O movimento conseguiu cerca de $15 milhões de dólares canadenses em doações online. Como muitos órgãos da mídia têm relatado, a maioria das doações provêm dos Estados Unidos e constitui grandes montantes.

Estima-se que 1% dos doadores à campanha colaboraram com 20% de todas as arrecadações e somente 10% dos doadores contribuíram com 50% do total. Isto significa que o movimento tem sido financiado por grandes empresas e pessoas ricas, tendo, entre estas, vários bilionários dos EUA que financiaram a campanha de Donald Trump em 2020.

Quem está contra o comboio de liberdade?

Aproximadamente 20% dos caminhoneiros no Canadá (chegando a 50% na província de Colômbia Britânica na costa oeste) são de origem asiática (Índia e Paquistão) e suas organizações e membros não apoiam o comboio. Aliás, eles têm levantado uma série de outras questões trabalhistas, como salários e condições de trabalho, que acham mais importantes do que a questão de passaporte de vacinação

Nenhuma organização do setor do transporte rodoviário de cargas ou da categoria apoia o comboio.

Várias pesquisas nas últimas semanas mostram que a maioria (de 60-70%) da população canadense é contra o comboio.
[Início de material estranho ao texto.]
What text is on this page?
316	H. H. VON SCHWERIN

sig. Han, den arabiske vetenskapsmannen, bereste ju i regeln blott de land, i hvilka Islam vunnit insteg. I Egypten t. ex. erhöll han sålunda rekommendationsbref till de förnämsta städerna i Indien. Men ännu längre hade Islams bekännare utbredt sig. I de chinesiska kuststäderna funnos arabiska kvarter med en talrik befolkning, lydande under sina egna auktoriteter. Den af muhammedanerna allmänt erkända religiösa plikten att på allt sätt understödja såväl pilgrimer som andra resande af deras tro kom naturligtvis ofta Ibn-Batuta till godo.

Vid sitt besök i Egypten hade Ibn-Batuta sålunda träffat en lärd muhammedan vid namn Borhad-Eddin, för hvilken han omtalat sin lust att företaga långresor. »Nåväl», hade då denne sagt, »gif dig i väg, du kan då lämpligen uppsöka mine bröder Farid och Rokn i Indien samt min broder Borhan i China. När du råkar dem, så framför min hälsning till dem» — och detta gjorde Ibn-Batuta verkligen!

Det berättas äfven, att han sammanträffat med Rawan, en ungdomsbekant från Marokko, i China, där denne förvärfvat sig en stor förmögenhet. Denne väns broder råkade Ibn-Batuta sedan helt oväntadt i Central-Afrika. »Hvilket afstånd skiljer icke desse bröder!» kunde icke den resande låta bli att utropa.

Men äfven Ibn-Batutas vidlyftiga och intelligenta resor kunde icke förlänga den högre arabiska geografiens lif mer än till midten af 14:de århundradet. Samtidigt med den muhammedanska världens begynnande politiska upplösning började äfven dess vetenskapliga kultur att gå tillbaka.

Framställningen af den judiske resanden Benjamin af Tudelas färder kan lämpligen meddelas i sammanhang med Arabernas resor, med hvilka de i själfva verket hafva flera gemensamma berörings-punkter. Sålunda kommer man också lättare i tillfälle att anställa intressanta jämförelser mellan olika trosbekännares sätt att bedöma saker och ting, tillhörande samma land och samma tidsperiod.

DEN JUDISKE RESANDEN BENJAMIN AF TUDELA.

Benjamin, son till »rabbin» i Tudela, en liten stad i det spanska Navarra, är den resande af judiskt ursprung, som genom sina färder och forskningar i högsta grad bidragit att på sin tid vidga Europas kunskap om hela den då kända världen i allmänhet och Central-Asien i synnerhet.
E mesmo os que apoiam não necessariamente estão de acordo com as táticas de bloqueios e a invasão da capital.

Os bloqueios na fronteira acabaram prejudicando justamente os 90% dos caminhoneiros vacinados que estavam a trabalho entre o Canadá e os EUA. Por causa do acampamento em apoio ao comboio, todas as lojas, shoppings e restaurantes, prédios públicos, escolas e universidades no centro da cidade de Ottawa foram fechadas. A mídia relatou que até agora o comboio causou Can$ 3 bilhões em danos à economia.

Governos locais, provinciais e federal estabeleceram leis emergenciais para acabar com o comboio e com o acampamento. Essas leis são bem problemáticas porque dão aos governos poderes extraordinários e perigosos.

A isso, somam-se bloqueios populares, inclusive com a participação de caminhoneiros, sindicatos e movimentos sociais, contra o comboio em várias cidades. Essas manifestações efetivamente denunciam a farsa do “comboio de liberdade”.